A brain. An athlete. A basket case. A princess. A criminal.
For those of us alive in the ’80s, that list is an unmistakable reference to the iconic film The Breakfast Club, and you’re likely imagining Judd Nelson’s trench coat and raised fist right about now. I first watched the movie on VHS when I was a few years younger than the five high-schoolers forced to spend their Saturday morning together in detention, and I immediately loved it. For me and my friends, it was a precursor to the “Which character are you?” game we later played with Friends and Sex in the City.
I’ve seen The Breakfast Club again nearly a dozen times over the years, often in bits and pieces while flipping channels, but it wasn’t until my late 30s, as the mom of three young kids, that I discovered a surprising fact about this so-called teen flick: it’s a pretty useful parenting guide. (Forgive me, John Hughes, I’m guessing a suburban mom wasn’t your intended audience.)
From the time they’re born, we parents are certain that our kids are unique, complex beings – most likely geniuses, quite possibly future world leaders. But the outside world and the realities of daily life often force us to fall back on generalizations: my oldest child is the sensitive one; my daughter is sporty; my son is a shy kid. It happens at parent/teacher meetings, or when a grandparent asks for guidance on Christmas gifts, or even when we’re just trying to figure out which summer camp or after-school class to sign up for.

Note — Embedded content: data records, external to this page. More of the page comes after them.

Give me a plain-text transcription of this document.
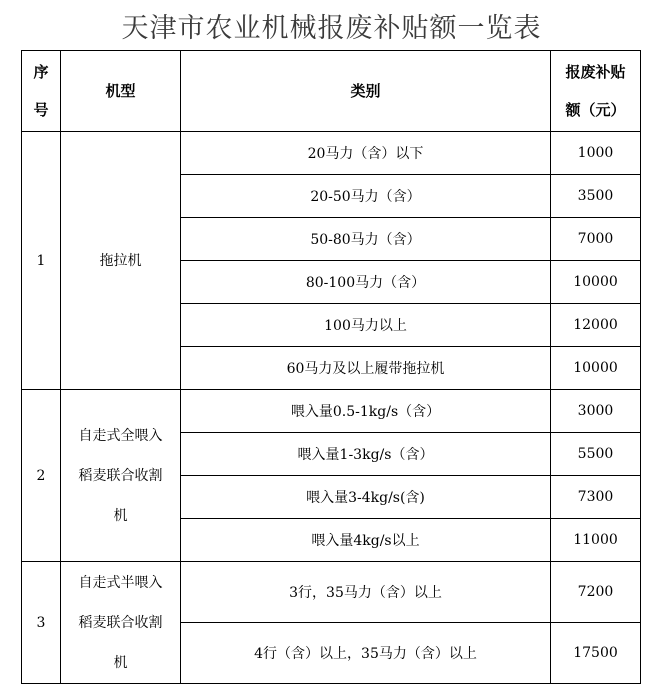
天津市农业机械报废补贴额一览表
序
号	机型	类别	报废补贴
额（元）

1	拖拉机	20马力（含）以下	1000
		20-50马力（含）	3500
		50-80马力（含）	7000
		80-100马力（含）	10000
		100马力以上	12000
		60马力及以上履带拖拉机	10000
2	自走式全喂入
稻麦联合收割
机	喂入量0.5-1kg/s（含）	3000
		喂入量1-3kg/s（含）	5500
		喂入量3-4kg/s(含)	7300
		喂入量4kg/s以上	11000
3	自走式半喂入
稻麦联合收割
机	3行，35马力（含）以上	7200
		4行（含）以上，35马力（含）以上	17500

There’s nothing wrong with using our kids’ dominant personality traits or likes and dislikes as we try to navigate as parents. It does get problematic when those descriptions and labels become rigid and limiting, however.
I see frequent examples of this with my older daughter, who has historically checked off all the boxes of a “tomboy” (side note: can we all agree to ditch that word for good?). When she shows up somewhere in a dress, or gets excited about having her nails painted or a clip in her hair, people often express surprise – “That’s so not like her!” I’ve often felt surprised myself, and have made the mistake of making assumptions about what she will or won’t like based simply on her past trends.
But why should it be at all surprising that at age 5, she is developing some new tastes? I’m 30 years ahead of her, and I’m still changing my mind and evolving all the time. Also, you can still beat all the boys at handball with painted nails.
As I re-watch The Breakfast Club, I’m reminded that the adults are largely absent – referenced rather than seen on camera. But their habit of assigning stifling labels (and accompanying expectations) to their children and students is the conflict at the heart of the film. And these days, I’m no longer the teenager struggling to assert my individuality; I’m the mom seeing my kids start to do the same.
At the end of the movie, the five main characters leave behind a letter addressed to their detention supervisor – but really to all the adult oppressors in their lives. “You see us as you want to see us,” it says, “in the simplest terms, in the most convenient definitions. But what we found out is that each of us is a brain, and an athlete, and a basket case, and a princess, and a criminal.”
Let’s try to avoid receiving a letter like that (or text, or Tweet) in the future, and leave room for our kids to find their way in the world with as few labels attached to them as possible. Each of our children is one thing today, something else tomorrow, and completely amazing all the time.